Does ITL Generalizes Well on Multi-site Datasets? We investigate whether the ITL framework generalizes well on multi-site datasets. We report the segmentation results of different phases in Table 3, from which we observe that ITL achieves good performance in different phases. This reveals that our approach is greatly helpful in reducing forgetting issues. We evaluate the proposed ITL methods with two random ordering (i.e., (1) {HK\(\rightarrow \)UCL\(\rightarrow \)ISBI\(\rightarrow \)ISBI1.5\(\rightarrow \)I2CVB}, and (2) {ISBI\(\rightarrow \)ISBI1.5\(\rightarrow \)I2CVB\(\rightarrow \)HK\(\rightarrow \) UCL}). The results are shown in Appendix Table 5. We perform experiments using both ordering strategies and observe comparable performance.
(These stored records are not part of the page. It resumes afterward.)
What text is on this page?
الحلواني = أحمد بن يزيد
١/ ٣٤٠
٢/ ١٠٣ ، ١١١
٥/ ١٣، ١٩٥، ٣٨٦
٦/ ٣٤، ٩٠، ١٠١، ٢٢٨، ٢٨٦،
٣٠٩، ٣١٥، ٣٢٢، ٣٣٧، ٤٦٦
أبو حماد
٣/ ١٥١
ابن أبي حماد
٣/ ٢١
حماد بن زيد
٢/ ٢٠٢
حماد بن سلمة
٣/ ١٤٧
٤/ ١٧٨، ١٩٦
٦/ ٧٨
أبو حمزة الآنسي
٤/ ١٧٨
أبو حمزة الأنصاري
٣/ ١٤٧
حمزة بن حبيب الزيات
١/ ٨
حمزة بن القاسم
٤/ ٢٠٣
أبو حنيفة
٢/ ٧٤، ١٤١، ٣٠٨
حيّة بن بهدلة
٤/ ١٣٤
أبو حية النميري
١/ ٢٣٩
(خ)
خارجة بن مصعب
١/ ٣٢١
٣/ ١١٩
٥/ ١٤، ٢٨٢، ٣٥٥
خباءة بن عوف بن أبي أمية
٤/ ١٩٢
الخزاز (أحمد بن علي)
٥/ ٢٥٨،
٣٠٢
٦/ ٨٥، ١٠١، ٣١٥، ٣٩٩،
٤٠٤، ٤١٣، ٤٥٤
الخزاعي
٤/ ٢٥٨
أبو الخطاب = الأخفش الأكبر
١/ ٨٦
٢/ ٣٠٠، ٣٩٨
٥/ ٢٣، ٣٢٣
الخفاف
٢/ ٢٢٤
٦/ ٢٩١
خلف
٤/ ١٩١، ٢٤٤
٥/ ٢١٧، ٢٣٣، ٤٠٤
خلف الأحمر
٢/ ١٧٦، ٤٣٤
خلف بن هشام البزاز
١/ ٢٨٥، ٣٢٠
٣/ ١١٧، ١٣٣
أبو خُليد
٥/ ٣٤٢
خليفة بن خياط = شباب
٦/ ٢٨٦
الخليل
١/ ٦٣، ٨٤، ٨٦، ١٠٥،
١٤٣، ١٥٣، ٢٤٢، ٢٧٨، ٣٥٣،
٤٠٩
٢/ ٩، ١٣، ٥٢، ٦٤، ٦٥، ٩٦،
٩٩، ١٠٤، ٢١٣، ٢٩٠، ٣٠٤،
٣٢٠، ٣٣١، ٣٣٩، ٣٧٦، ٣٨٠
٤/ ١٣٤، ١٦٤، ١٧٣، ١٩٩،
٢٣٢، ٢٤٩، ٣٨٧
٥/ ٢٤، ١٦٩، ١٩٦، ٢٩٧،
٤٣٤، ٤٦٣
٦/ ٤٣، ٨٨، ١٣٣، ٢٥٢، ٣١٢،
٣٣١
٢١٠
Efficiency of ITL. We report the network size and memory costs in Appendix Table 6. We observe that ITL achieves competitive performance and utilizes less network parameters compared to isolated-site training (upper bound), which requires the new model when adding new site data. We also examine the required memory footprint at each incremental phase. We observe that ITL is significantly more memory-efficient than mixed-site training (upper bound), although the latter remains the same network size when adding a new training phase. These results further demonstrate the efficiency of our proposed ITL framework.

5 Conclusion

In this paper, we present a novel incremental transfer learning framework for incrementally tackling multi-site medical image segmentation tasks. We pose model-level and site-level incremental training strategies for better segmentation, generalization, and transfer performance, especially in limited clinical resource settings. Extensive experimental results on four different baseline architectures demonstrate the effectiveness of our approach, offering a strong starting point to encourage future work in these important practical clinical scenarios.